Yes, we can – viel, aber nicht alles (Szenario 9)
Szenario 9 beschreibt eine mögliche Zukunft in einem Umfeld aus geringem Wachstum, wenig Wettbewerb, aktiver Regulierung und Problemen in der Grundversicherung. Nationale Gesundheitspolitik sichert hochwertige Grundversorgung, aber mangelnde Innovationen treiben anspruchsvolle Patienten ins Ausland: In einer von wirtschaftlichen Problemen geprägten Gesellschaft streben viele Menschen nach Sicherheit und setzen dabei wieder stärker auf die Gestaltungskraft der Politik. Vor allem der Bund sieht in der Gesundheitspolitik ein Schwerpunktthema, wobei er weniger auf neue Strukturen als auf die effiziente Ausgestaltung des bestehenden Gesundheitswesens setzt. Insbesondere mit Hilfe der Informationstechnologie wird eine hochwertige Grundversorgung aufgebaut. Achillesferse der Entwicklung ist die geringe Innovationskraft, so dass Deutschland bei neuen Technologien und Verfahren sowie anspruchsvollen Zusatzleistungen im internationalen Vergleich zurückfällt.

Mit diesen Umfeldszenarien ist das Innovationszentrum Niedersachsen in der Lage, denkbare Rahmenbedingungen für die Gesundheitspolitik in Niedersachsen frühzeitig zu durchdenken.

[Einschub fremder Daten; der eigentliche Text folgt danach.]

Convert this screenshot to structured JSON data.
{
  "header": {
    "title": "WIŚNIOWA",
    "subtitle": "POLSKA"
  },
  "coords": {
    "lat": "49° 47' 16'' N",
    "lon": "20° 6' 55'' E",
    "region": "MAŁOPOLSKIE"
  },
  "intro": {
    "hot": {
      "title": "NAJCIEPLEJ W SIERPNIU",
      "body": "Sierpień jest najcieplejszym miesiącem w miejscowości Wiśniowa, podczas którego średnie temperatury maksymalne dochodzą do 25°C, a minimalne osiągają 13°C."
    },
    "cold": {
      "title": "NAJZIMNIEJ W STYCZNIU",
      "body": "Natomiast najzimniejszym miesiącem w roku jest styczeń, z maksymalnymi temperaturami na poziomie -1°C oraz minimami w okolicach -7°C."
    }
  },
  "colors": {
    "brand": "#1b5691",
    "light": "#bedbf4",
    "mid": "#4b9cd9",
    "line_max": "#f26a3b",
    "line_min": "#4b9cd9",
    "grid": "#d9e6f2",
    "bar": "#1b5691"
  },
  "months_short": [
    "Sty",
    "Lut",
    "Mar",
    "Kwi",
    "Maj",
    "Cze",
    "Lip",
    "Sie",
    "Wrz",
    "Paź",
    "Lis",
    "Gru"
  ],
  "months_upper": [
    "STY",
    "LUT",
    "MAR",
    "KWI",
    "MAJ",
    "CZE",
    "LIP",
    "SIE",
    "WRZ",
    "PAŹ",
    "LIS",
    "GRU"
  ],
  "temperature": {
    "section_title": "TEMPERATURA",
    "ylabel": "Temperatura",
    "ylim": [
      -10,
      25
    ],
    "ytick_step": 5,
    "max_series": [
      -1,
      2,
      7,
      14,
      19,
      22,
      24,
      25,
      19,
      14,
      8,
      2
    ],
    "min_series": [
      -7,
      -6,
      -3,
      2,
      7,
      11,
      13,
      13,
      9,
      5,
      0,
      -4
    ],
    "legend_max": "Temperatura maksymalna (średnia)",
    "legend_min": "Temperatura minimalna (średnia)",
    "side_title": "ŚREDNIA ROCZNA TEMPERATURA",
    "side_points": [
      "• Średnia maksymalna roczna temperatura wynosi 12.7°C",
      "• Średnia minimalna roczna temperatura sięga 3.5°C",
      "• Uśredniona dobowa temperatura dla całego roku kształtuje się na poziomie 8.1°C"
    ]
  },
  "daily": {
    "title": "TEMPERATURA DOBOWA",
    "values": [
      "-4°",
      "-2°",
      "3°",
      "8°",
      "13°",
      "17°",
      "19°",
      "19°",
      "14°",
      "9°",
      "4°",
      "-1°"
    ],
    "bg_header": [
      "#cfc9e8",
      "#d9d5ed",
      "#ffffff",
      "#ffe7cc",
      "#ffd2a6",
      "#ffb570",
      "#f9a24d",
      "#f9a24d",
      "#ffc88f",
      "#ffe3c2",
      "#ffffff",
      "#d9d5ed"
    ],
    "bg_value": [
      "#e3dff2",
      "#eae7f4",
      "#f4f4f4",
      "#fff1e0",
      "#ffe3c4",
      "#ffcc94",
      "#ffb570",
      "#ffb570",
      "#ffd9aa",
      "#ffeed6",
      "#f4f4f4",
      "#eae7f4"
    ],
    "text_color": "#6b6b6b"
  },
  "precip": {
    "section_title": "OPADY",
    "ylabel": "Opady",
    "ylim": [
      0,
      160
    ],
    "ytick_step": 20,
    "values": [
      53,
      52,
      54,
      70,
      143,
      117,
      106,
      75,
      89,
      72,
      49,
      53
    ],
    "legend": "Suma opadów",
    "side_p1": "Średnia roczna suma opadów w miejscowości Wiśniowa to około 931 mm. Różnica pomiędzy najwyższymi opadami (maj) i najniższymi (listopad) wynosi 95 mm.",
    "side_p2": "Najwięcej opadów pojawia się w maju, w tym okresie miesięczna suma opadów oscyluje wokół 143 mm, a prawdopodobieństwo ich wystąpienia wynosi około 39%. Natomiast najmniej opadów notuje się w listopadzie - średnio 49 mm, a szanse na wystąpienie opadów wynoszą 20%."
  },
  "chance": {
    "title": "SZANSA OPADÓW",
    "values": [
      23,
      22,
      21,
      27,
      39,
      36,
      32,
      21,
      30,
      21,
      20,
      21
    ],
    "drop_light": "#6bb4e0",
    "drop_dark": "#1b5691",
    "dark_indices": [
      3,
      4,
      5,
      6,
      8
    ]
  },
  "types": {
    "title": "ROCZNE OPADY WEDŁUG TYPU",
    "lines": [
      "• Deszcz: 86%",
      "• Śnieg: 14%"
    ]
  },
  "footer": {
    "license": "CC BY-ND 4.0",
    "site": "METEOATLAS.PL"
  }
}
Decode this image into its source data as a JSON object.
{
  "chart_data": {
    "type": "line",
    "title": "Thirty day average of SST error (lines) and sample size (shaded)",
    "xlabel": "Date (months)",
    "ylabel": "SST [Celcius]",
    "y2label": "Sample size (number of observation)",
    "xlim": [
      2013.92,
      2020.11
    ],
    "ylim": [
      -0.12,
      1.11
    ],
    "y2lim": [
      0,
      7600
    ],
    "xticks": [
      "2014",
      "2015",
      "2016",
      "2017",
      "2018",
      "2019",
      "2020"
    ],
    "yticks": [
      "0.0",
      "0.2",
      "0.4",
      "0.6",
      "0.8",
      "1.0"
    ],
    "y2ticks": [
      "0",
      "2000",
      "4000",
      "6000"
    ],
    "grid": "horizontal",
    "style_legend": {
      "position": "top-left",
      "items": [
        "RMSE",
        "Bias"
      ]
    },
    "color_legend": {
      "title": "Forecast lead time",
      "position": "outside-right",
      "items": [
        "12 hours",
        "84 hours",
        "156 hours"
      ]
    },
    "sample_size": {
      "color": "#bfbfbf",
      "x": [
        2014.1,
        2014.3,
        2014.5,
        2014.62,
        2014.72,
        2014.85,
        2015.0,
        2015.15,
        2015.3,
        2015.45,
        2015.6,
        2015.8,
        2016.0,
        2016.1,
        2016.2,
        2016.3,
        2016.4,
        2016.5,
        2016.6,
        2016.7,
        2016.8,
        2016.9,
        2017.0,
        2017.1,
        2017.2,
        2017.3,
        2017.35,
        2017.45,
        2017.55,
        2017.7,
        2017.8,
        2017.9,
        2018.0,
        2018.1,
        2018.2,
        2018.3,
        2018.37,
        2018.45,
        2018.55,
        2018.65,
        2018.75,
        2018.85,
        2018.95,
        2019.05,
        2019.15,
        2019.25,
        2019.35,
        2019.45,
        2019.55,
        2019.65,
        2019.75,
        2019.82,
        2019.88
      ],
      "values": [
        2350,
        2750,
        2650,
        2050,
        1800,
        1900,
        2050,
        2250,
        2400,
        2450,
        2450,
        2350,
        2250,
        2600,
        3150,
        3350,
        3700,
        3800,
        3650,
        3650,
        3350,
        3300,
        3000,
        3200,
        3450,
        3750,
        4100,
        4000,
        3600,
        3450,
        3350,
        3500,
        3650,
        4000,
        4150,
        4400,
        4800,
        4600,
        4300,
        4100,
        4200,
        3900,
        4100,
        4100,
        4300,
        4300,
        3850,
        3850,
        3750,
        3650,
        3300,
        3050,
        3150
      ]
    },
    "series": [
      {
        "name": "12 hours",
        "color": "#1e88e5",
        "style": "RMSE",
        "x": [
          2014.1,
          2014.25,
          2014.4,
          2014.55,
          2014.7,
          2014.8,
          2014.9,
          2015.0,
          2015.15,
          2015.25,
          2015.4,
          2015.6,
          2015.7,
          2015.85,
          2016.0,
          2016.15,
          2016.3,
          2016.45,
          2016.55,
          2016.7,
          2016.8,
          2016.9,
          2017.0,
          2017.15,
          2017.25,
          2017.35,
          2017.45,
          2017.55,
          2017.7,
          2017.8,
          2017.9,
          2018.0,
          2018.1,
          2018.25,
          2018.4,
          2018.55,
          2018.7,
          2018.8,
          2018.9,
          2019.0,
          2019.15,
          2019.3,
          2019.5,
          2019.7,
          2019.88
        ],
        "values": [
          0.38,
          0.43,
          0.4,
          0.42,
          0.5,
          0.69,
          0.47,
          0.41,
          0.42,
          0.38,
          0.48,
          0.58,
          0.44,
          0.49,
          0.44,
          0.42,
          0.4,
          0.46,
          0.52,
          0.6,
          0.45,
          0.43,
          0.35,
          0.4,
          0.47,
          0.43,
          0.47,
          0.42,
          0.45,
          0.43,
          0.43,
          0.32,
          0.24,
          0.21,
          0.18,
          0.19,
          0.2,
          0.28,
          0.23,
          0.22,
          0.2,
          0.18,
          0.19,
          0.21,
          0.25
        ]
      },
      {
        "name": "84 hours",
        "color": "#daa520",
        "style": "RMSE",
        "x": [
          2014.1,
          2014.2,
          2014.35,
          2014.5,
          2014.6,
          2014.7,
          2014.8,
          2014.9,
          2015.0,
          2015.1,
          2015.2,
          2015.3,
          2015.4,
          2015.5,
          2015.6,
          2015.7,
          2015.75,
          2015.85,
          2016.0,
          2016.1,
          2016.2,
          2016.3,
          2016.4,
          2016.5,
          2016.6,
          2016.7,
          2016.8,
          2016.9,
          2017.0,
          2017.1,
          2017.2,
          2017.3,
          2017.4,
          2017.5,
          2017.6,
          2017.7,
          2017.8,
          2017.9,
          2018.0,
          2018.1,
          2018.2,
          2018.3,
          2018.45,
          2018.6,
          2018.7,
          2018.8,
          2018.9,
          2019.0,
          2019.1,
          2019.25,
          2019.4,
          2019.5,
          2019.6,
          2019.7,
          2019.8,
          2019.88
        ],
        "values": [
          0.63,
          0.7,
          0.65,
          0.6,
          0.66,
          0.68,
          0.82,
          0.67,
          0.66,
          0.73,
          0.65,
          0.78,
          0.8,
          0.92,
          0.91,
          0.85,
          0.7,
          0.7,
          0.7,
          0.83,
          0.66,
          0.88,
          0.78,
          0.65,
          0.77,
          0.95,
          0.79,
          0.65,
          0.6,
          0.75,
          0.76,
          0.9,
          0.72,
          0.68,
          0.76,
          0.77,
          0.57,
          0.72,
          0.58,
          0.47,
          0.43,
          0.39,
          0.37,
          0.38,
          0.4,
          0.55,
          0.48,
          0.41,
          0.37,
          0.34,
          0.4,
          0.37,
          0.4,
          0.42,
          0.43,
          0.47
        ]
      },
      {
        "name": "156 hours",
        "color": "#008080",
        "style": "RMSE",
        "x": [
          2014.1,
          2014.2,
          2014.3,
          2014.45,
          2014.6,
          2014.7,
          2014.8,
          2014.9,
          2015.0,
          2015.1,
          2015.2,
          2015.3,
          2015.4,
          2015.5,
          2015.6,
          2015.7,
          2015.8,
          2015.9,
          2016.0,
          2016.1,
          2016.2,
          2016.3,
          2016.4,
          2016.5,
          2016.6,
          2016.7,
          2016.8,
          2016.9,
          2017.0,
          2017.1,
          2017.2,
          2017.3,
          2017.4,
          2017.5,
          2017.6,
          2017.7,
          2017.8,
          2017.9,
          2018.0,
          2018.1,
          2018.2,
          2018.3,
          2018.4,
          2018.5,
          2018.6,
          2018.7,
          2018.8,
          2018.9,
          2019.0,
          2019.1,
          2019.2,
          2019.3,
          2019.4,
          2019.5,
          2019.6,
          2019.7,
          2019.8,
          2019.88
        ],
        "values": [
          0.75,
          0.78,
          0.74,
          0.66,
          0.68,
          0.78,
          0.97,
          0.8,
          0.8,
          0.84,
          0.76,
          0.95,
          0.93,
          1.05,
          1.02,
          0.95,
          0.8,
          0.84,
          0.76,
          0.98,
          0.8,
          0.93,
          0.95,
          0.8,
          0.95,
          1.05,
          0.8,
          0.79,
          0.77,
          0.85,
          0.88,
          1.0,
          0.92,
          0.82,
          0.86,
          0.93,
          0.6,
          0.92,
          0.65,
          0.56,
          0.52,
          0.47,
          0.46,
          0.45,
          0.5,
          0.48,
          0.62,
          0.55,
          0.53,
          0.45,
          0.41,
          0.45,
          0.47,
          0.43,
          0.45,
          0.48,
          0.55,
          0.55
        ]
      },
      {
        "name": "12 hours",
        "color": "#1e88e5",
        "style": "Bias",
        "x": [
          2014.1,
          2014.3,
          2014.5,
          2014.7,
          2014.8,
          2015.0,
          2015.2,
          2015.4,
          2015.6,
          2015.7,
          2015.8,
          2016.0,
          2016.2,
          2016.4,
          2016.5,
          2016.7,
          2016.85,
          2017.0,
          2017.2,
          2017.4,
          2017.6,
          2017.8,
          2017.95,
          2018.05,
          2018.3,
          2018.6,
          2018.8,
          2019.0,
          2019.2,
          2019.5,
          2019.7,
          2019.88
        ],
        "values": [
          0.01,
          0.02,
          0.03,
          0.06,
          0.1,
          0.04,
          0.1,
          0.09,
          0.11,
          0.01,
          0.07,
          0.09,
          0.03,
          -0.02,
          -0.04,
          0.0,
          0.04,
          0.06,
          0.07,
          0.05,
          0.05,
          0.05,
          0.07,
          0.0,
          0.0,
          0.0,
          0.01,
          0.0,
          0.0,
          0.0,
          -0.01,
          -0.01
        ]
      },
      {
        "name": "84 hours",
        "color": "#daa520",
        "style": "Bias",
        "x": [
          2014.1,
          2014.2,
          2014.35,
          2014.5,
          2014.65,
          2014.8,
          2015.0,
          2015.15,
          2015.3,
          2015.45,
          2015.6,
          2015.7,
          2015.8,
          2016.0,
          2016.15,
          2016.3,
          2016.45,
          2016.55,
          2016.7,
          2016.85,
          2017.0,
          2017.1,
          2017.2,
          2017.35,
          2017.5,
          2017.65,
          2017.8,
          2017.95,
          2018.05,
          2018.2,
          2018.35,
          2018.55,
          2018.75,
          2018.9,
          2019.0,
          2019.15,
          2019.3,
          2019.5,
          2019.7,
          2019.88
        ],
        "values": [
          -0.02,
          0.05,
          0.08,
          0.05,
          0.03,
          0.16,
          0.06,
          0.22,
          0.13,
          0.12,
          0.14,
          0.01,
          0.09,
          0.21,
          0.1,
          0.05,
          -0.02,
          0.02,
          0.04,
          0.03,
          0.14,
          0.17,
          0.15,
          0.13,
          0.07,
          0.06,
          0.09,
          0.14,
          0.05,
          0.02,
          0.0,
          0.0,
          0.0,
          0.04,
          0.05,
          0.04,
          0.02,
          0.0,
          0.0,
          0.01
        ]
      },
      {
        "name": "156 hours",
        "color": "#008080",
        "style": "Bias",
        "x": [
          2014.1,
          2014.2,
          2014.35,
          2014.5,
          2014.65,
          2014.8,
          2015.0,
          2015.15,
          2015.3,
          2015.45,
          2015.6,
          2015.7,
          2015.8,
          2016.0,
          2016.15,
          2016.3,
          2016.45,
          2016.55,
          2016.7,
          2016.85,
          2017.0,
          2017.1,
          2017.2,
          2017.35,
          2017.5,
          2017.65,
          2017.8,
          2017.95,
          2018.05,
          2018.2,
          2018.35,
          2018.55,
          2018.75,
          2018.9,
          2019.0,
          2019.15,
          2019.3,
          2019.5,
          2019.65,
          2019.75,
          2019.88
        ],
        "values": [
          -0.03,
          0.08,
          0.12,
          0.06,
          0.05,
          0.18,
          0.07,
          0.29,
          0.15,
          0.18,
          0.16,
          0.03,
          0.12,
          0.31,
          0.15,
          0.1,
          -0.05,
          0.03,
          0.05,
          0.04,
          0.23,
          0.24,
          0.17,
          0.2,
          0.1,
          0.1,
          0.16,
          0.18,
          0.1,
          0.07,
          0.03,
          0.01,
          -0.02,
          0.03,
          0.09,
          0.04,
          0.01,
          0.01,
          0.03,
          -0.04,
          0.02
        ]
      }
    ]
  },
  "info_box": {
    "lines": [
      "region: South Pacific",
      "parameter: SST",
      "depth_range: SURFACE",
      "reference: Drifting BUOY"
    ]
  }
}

Mit Strategieszenarien die eigenen Handlungsmöglichkeiten durchdenken

Zusätzlich zu dieser Außenperspektive wurde in einem zweiten Teilschritt die interne Landesperspektive eingenommen. Dabei galt es ebenfalls, mögliche Zukünfte zu beschreiben. Diese sogenannten Strategieszenarien beinhalteten drei Aspekte: die Gesundheitspolitik in Niedersachsen, das politische Umfeld der Gesundheitspolitik sowie die Akteure der Gesundheitswirtschaft in Niedersachsen.

Entstanden sich in diesem Folgeprozess sieben Strategiealternativen. Das so aufgespannte Spektrum reichte von einer von Sachzwängen getriebenen Gesundheitspolitik bis zu liberalen und nachhaltigen sowie forschungs- und beschäftigungsorientierten Politikansätzen. Um diese Strategieszenarien einordnen zu können, wurde anschließend die Ausgangssituation sowie die gegenwärtig verfolgte Strategie eingeordnet.